Chase Iron Eyes, erstwhile Democrat candidate for the U.S. House, had his Facebook account suspended recently after he called for “war” against the Dakota Access Pipeline.
I had written about Iron Eyes unfortunate postings earlier this week.
“I and my family have had issues with Facebook before – I’ve been suspended for posting nudity, for my surname being two words,” he told Buzz Feed. “But in all these instances I’ve understood how this goes against Facebook’s rules. This status, it used figurative terms, it doesn’t call for violence.”
Iron Eyes addressed the suspension in a subsequent post on Facebook:
Given that the #NoDAPL movement has been extremely violent, with extremist activists instigating multiple riots resulting in hundreds of arrests, Iron Eyes calling for “war” is, at best, juvenile.
At worst it’s downright irresponsible.
Particularly when the tribal government at Standing Rock, where Iron Eyes is an enrolled member, is trying desperately to de-escalate the protests.
All that said, Facebook shouldn’t have suspended his account.
Iron Eyes is a rank opportunist. During his campaign for the U.S. House he struck a much more moderate tone on pipelines, telling me in interviews that he isn’t against oil development or pipelines generally while largely avoiding any direct position on the Dakota Access line. But as soon as that campaign was over he swooped into the protest camps, posturing himself as a leader of the rabidly anti-pipeline, anti-oil movement.
Censoring his inane social media posts only elevates this charlatan into a sort of martyr.

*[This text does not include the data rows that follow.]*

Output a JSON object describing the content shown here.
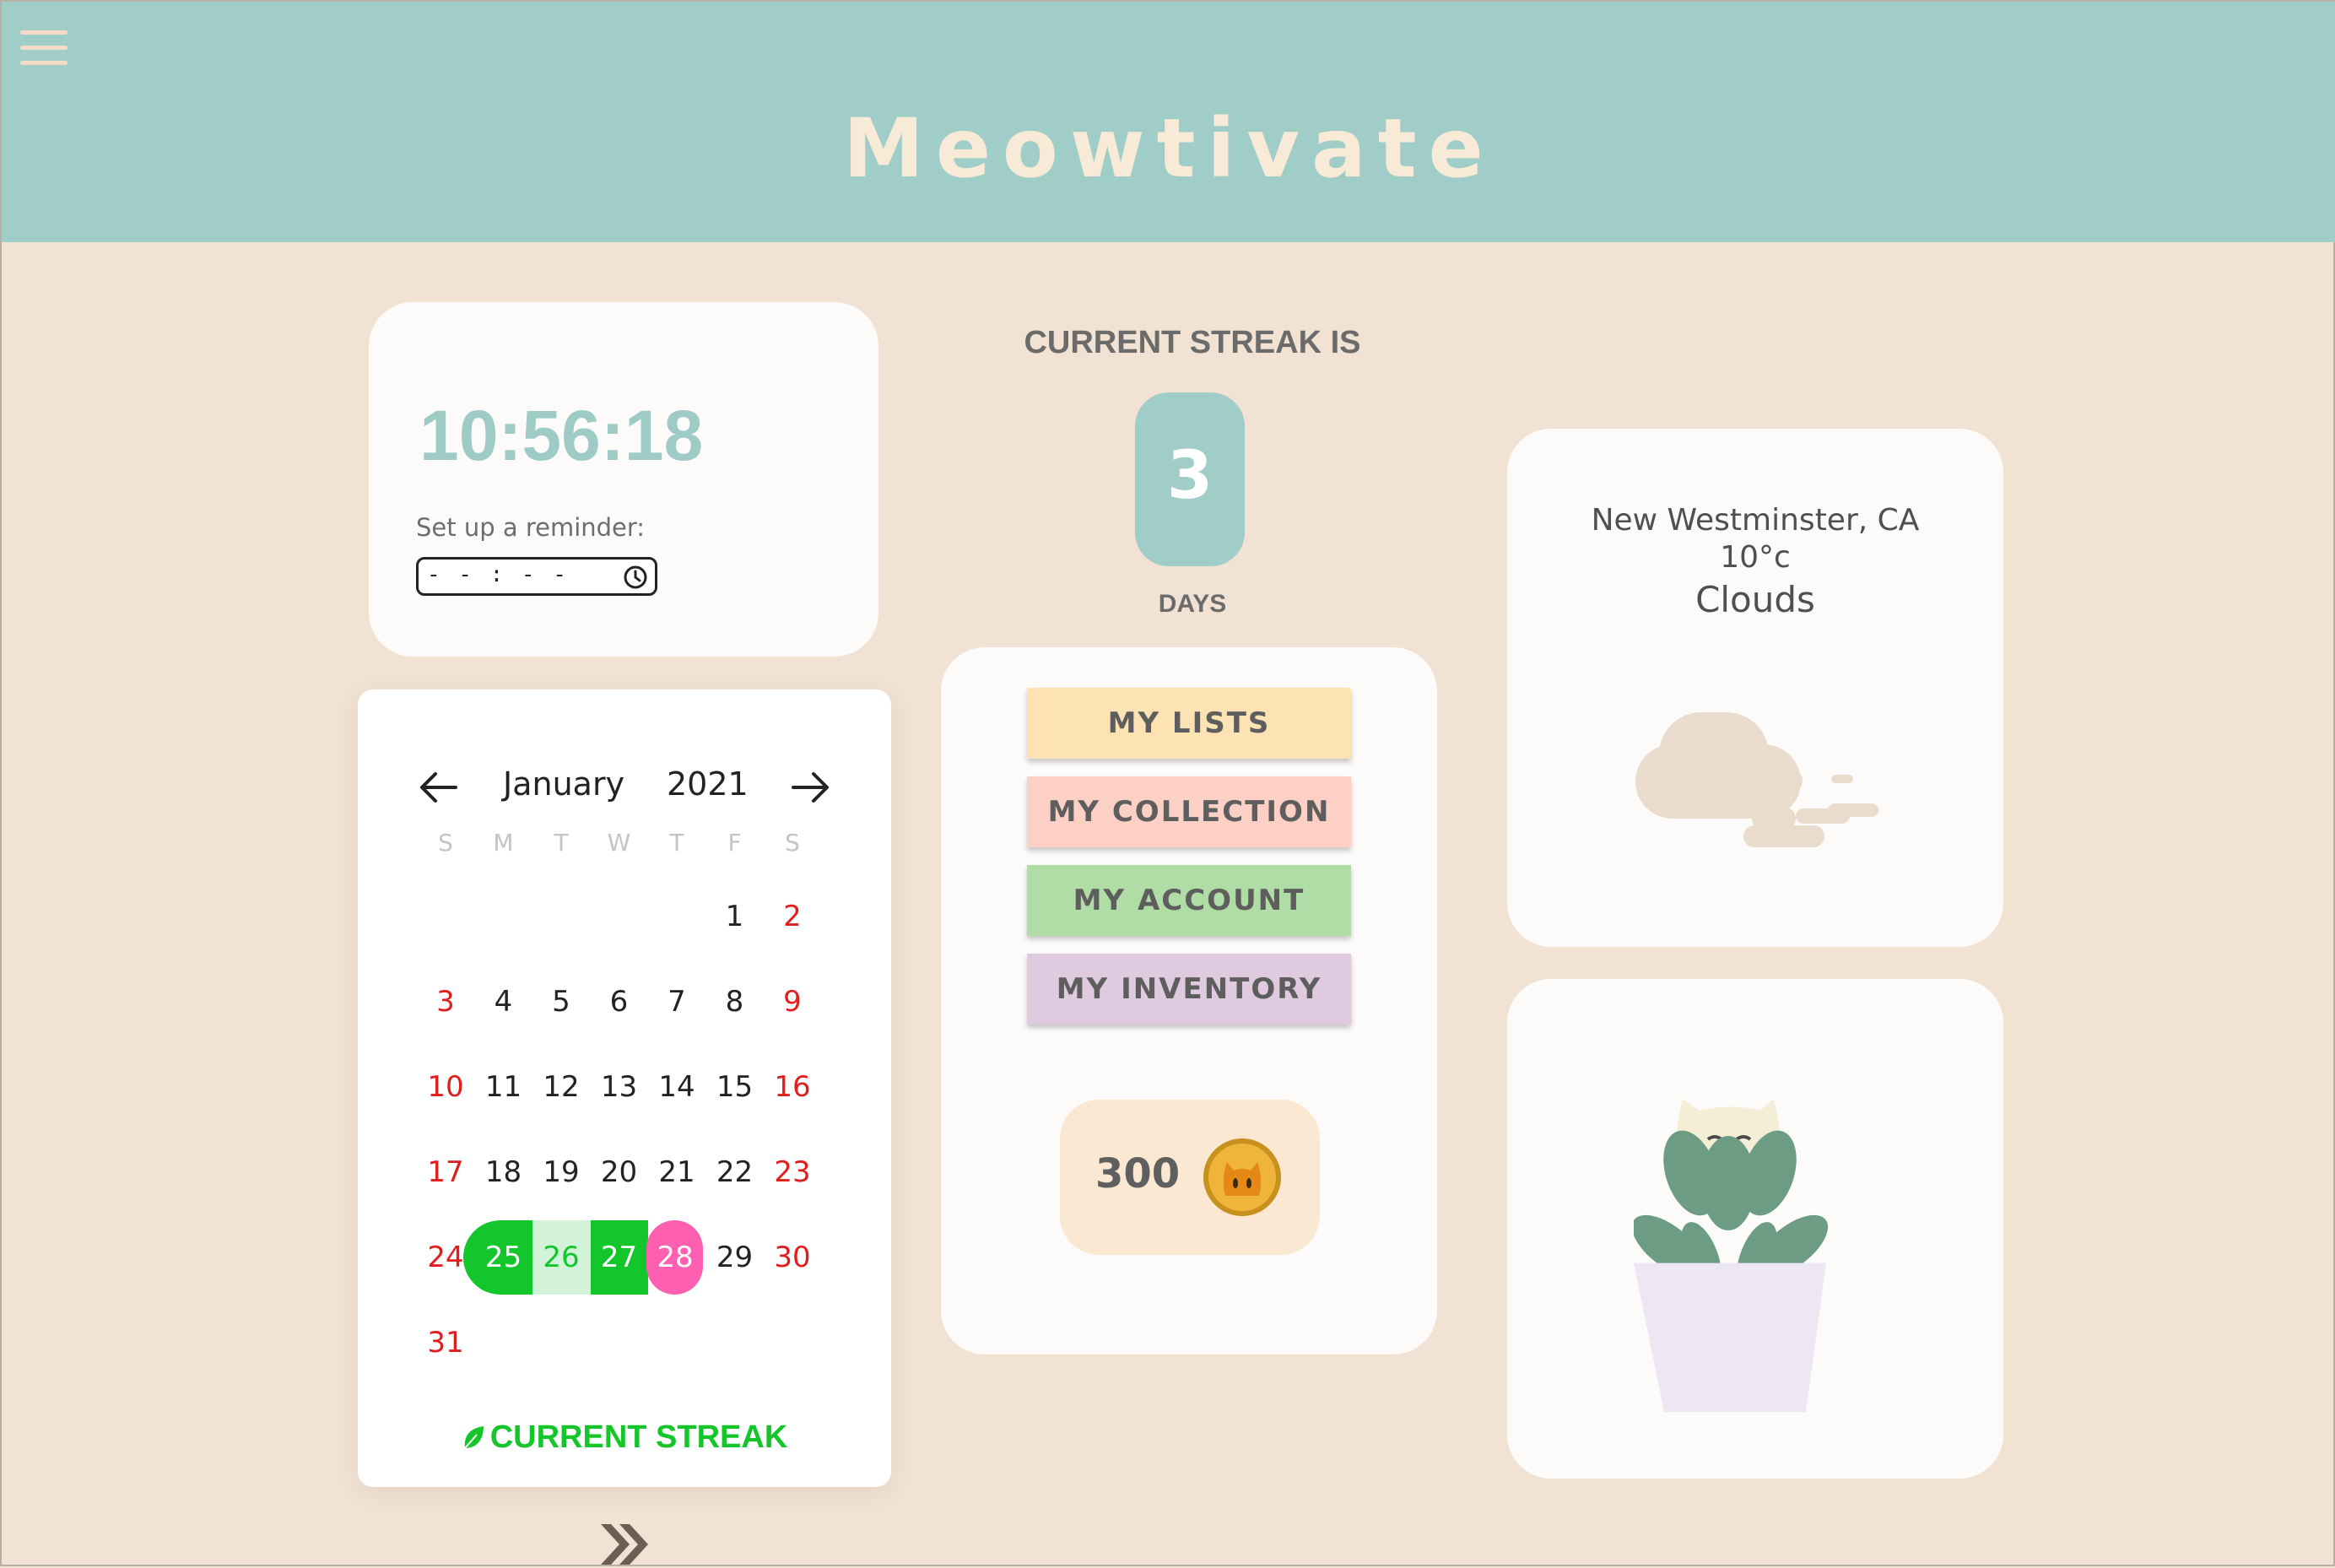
{
  "header": {
    "title": "Meowtivate",
    "menu_icon": "hamburger-menu-icon"
  },
  "clock": {
    "time": "10:56:18",
    "reminder_label": "Set up a reminder:",
    "reminder_placeholder": "- - : - -"
  },
  "calendar": {
    "month": "January",
    "year": "2021",
    "weekdays": [
      "S",
      "M",
      "T",
      "W",
      "T",
      "F",
      "S"
    ],
    "weeks": [
      [
        "",
        "",
        "",
        "",
        "",
        "1",
        "2"
      ],
      [
        "3",
        "4",
        "5",
        "6",
        "7",
        "8",
        "9"
      ],
      [
        "10",
        "11",
        "12",
        "13",
        "14",
        "15",
        "16"
      ],
      [
        "17",
        "18",
        "19",
        "20",
        "21",
        "22",
        "23"
      ],
      [
        "24",
        "25",
        "26",
        "27",
        "28",
        "29",
        "30"
      ],
      [
        "31",
        "",
        "",
        "",
        "",
        "",
        ""
      ]
    ],
    "streak_days": [
      "25",
      "26",
      "27"
    ],
    "today": "28",
    "legend": "CURRENT STREAK",
    "colors": {
      "streak": "#12c62c",
      "streak_light": "#d3f2da",
      "today": "#ff5fb1",
      "weekend": "#e11e1e"
    }
  },
  "streak": {
    "title": "CURRENT STREAK IS",
    "value": "3",
    "unit": "DAYS"
  },
  "menu": {
    "items": [
      {
        "label": "MY LISTS",
        "color": "#fde3b3"
      },
      {
        "label": "MY COLLECTION",
        "color": "#fdd0c6"
      },
      {
        "label": "MY ACCOUNT",
        "color": "#b0dda6"
      },
      {
        "label": "MY INVENTORY",
        "color": "#e0cadf"
      }
    ],
    "coins": "300",
    "coin_icon": "cat-coin-icon"
  },
  "weather": {
    "city": "New Westminster, CA",
    "temp": "10°c",
    "condition": "Clouds",
    "icon": "clouds-icon"
  },
  "plant": {
    "icon": "potted-succulent-cat-icon"
  }
}
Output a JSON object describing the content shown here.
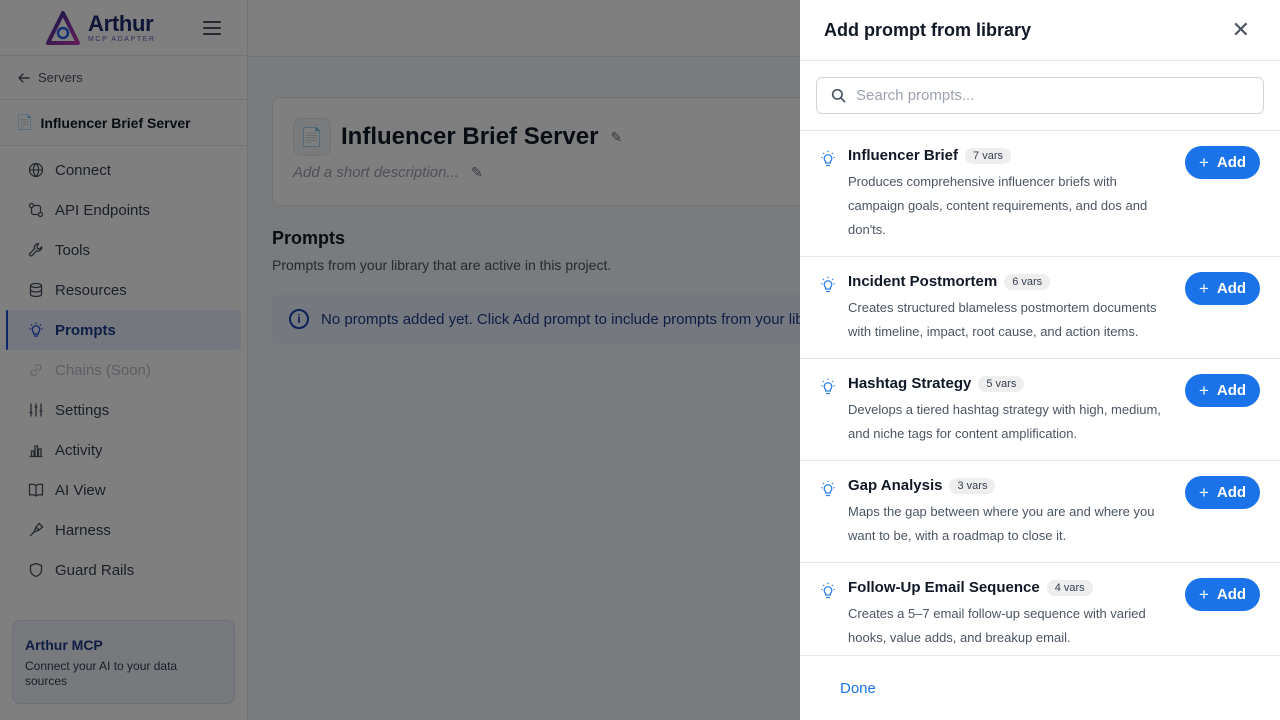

I don’t like this new impulse we have to try and censor hateful people on social media, particularly when they post under their own names. Not only do we martyr them, but we rob the public of the opportunity to see/hear their inanity.
Plus, I don’t want big corporations like Facebook or Twitter put in the position of acting like the speech police.
Besides, the best way to discredit people like Iron Eyes is to let them keep talking.